Benchmarking studies on supervised classification methods

Downloads: benchmarking_literature.arff, benchmarking_literature.csv, benchmarking_literature.RData

If you use this data set in publications please cite
A.-L. Boulesteix, S. Lauer, M. Eugster, 2013. A plea for neutral comparison studies in computational sciences. PLoS One 8(4):e61562.

Summary of the data

Contributor:
Anne-Laure Boulesteix
Source:
M.Sc. Sabine Lauer sabine.lauer@tu-dortmund.de Technical University Dortmund, Germany
License:
PDDL

General information about the data

Abstract:
This dataset describes the benchmarking experiments comparing supervised classification methods performed in 59 articles published in 7 computational journals from 2010 to 2012.
Subject matter background:
The goal was to get a picture of current practice of benchmarking experiments with real data in several disciplines within computational sciences (bioinformatics, computational statistics, machine learning), with a special focus on the extent of the experiments (number of datasets, number of compared methods, etc) and neutrality (e.g., does the article introduce a new method or is the comparison study the main topic).
Data structure:
object x variables data matrix
Data objects and variables:
The objects are the articles.

The issue (v2) should not be included in the clustering.

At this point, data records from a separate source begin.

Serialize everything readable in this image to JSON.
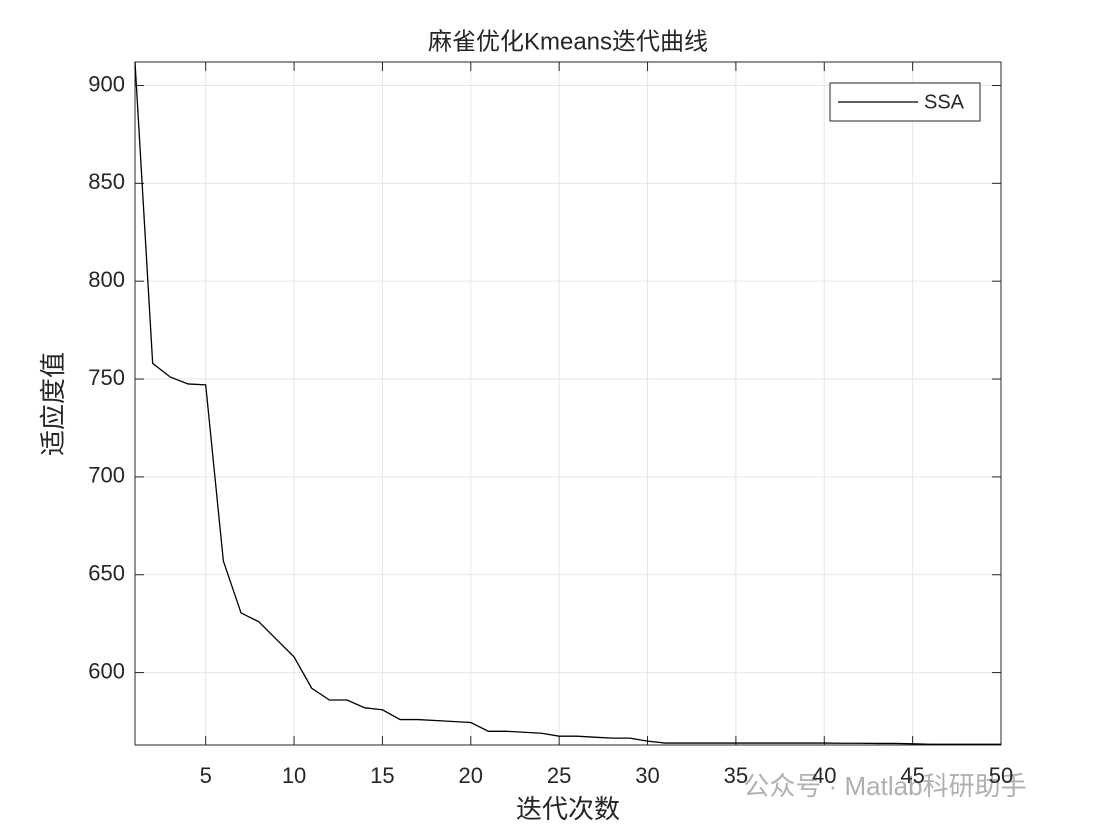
{
  "chart_data": {
    "type": "line",
    "title": "麻雀优化Kmeans迭代曲线",
    "x_label": "迭代次数",
    "y_label": "适应度值",
    "watermark": "公众号 · Matlab科研助手",
    "x": [
      1,
      2,
      3,
      4,
      5,
      6,
      7,
      8,
      9,
      10,
      11,
      12,
      13,
      14,
      15,
      16,
      17,
      18,
      19,
      20,
      21,
      22,
      23,
      24,
      25,
      26,
      27,
      28,
      29,
      30,
      31,
      32,
      33,
      34,
      35,
      36,
      37,
      38,
      39,
      40,
      41,
      42,
      43,
      44,
      45,
      46,
      47,
      48,
      49,
      50
    ],
    "series": [
      {
        "name": "SSA",
        "color": "#000000",
        "values": [
          912,
          758,
          751,
          747.5,
          747,
          657,
          630.5,
          626,
          617,
          608,
          592,
          586,
          586,
          582,
          581,
          576,
          576,
          575.5,
          575,
          574.5,
          570,
          570,
          569.5,
          569,
          567.5,
          567.5,
          567,
          566.5,
          566.5,
          565,
          564,
          564,
          564,
          564,
          564,
          564,
          564,
          564,
          564,
          564,
          563.9,
          563.9,
          563.8,
          563.8,
          563.6,
          563.4,
          563.4,
          563.4,
          563.4,
          563.4
        ]
      }
    ],
    "xlim": [
      1,
      50
    ],
    "xticks": [
      5,
      10,
      15,
      20,
      25,
      30,
      35,
      40,
      45,
      50
    ],
    "ylim": [
      563,
      912
    ],
    "yticks": [
      600,
      650,
      700,
      750,
      800,
      850,
      900
    ],
    "grid": true,
    "legend": "northeast"
  }
}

It is possible to consider the journal (v1) or the discipline (v17) as external variables.

Data values:
v1 journal ("BIOINF"=Bioinformatics, "BMCB"=BMC Bioinformatics, "CS"=Computational Statistics, "CSDA"=Computational Statistics & Data Analysis, "JMLR"=Journal Of Machine Learning Research, "JCGS"=Journal of Computational and Graphical Statistics, "MACHL"=Machine Learning)

v2 issue

v3 comparison study of 2 or more methods (yes/no)

v4 evaluation on real data (yes/no)

v5 satisfies comparison study and evaluation on real data (yes/no)

v6 number of data sets (integer)

v7 number of considered methods / variants (integer)

v8 number of accuracy measures (integer)

v9 new method? (1=yes, 0=no) v10 have the authors (cumulatively) published three or more methods on one of the used methods included in the comparison? (yes/no)

v11 clear winner(s)? (yes/no)

v12 new method belongs to winners ? (yes/no)

v13 winners mentioned in abstract ? (yes/no)

v14 negative result (yes/no)

v15 if new method, results presented for several methods ? (yes/no)

v16 simulation included ? (yes/no)

v17 discipline ("BI"=bioinformatics, "CS"=computational statistics, "ML"=machine learning)

v18 winner categories (1 = clear winner , 2 = competitor with advantages, 3 = competitor without advantages (or drawbacks))

v19 new method or comparison ("new method", "comparison")

There are missing values in:

- v10 if the information was not found during our search

- v12 if no new method is presented

- v15 if no new method is presented or if there is no clear winner

- v18 if there is no clear winner

Preprocessing:
No special pre-processing is required.
URLs:

External criteria for clustering quality

External variable that represents the underlying true clustering
The journal (v1) or the discipline (v17) may be considered as external variables. But it is also possible to take a different view and use them in the clustering.

If they are used as external variables, it is not expected that the clustering will correspond exactly to v1 or v17.

Substantive justification
It is likely that journals/disciplines each have their own culture regarding benchmarking experiment. But exceptions are common.